There's just a lot of balls up in the air here, and the over-complexity of this story hurts the overall pace of the movie.  As for Chan-wook Park's direction, this confirms in my mind that he's ridiculously talented.  This is a gorgeous movie, even though it is occasionally very dim and washed-out.  He has a great handle on the main characters and his cinematography is excellent.  In particular, I liked his use of color in the film, even when it was used simply to provide contrast.

But enough artsy stuff --- what about the horror?  While I wouldn't say that this is a film that strives to frighten you, there is more than enough sex and gore to make this worth a horror fan's while.  It's not just the copious amounts of blood, though --- it's the disgusting sound effects that make these scenes gross.  Suffice to say, if you don't like the sound of slurping, this is not the movie for you.  There is a lot of sex in this movie, too, and it's not always the romantic kind; theirs is a violent, breaking-the-skin-with-your-bite, armpit-licking, foot-in-mouth kind of desperately ravenous love that probably isn't meant to be shared with a large audience.

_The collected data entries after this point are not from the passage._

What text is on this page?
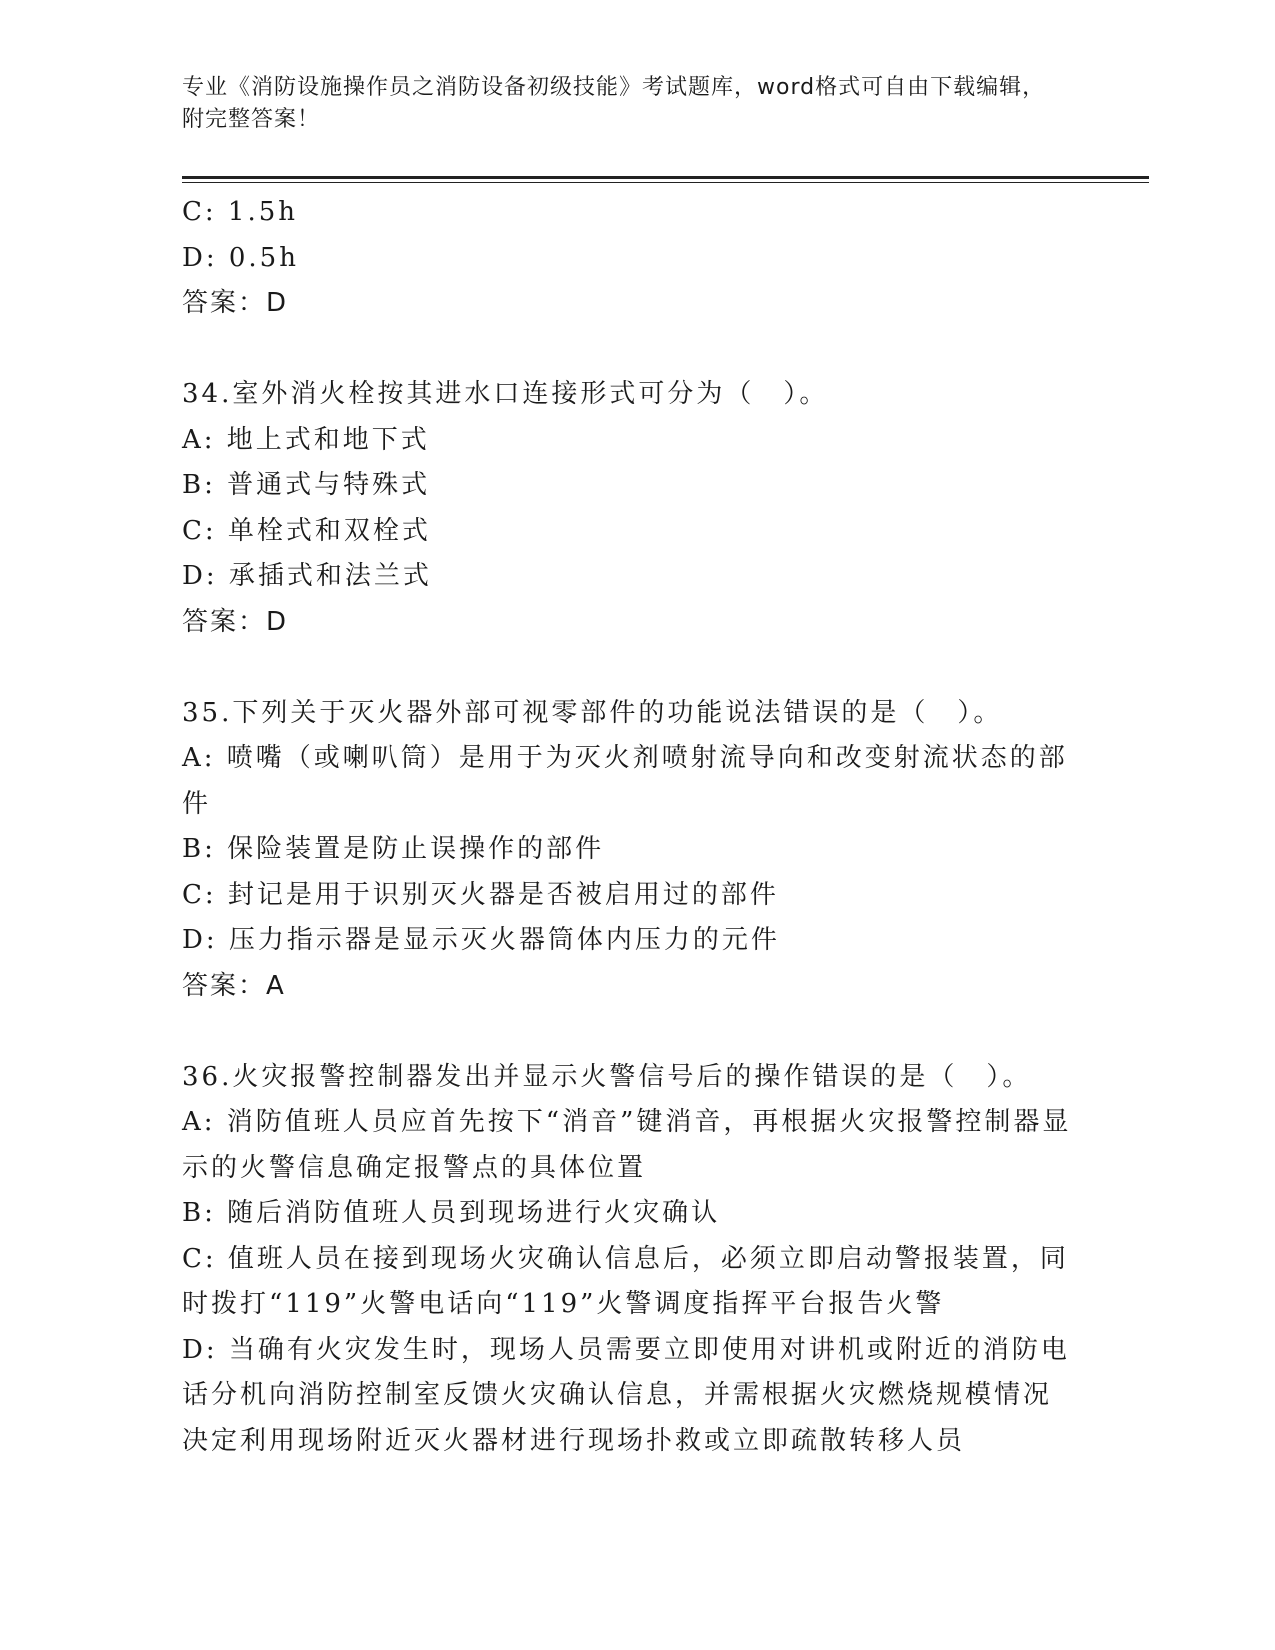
专业《消防设施操作员之消防设备初级技能》考试题库，word格式可自由下载编辑，附完整答案！
C: 1.5h
D: 0.5h
答案：D
34.室外消火栓按其进水口连接形式可分为（　）。
A: 地上式和地下式
B: 普通式与特殊式
C: 单栓式和双栓式
D: 承插式和法兰式
答案：D
35.下列关于灭火器外部可视零部件的功能说法错误的是（　）。
A: 喷嘴（或喇叭筒）是用于为灭火剂喷射流导向和改变射流状态的部件
B: 保险装置是防止误操作的部件
C: 封记是用于识别灭火器是否被启用过的部件
D: 压力指示器是显示灭火器筒体内压力的元件
答案：A
36.火灾报警控制器发出并显示火警信号后的操作错误的是（　）。
A: 消防值班人员应首先按下“消音”键消音，再根据火灾报警控制器显示的火警信息确定报警点的具体位置
B: 随后消防值班人员到现场进行火灾确认
C: 值班人员在接到现场火灾确认信息后，必须立即启动警报装置，同时拨打“119”火警电话向“119”火警调度指挥平台报告火警
D: 当确有火灾发生时，现场人员需要立即使用对讲机或附近的消防电话分机向消防控制室反馈火灾确认信息，并需根据火灾燃烧规模情况决定利用现场附近灭火器材进行现场扑救或立即疏散转移人员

Pictured above: violence, not sex.  Maybe.
While there is plenty of sex and blood in the first two-thirds of the movie, the final third is the stuff of horror movies.  We get to see the vampire kid gloves come off, and there are some very cool scenes that show off how ruthless vampires can be.

What I liked best about Thirst is that it approached the vampire sub-genre from a fresh perspective.  There is no extensive mythology or any character that has walked the Earth for centuries.  This is an accident and bad things are happening.  This film also points out some unexpected practicalities for the vampire lifestyle, like storing blood in Tupperware dishes in the refrigerator or cutting off a victim's feet to drain all the blood from the bodies.  More than anything else, though, Thirst transforms the blood lust of vampires into an all-around lust for life, and I found that refreshing.  While this is certainly not a masterpiece --- a lot of the ideas brought up in the first two-thirds of the movie are not resolved to my satisfaction --- the emotional intensity and unique approach Park takes more than makes this one worth seeing.  You've been warned, though: armpit licking.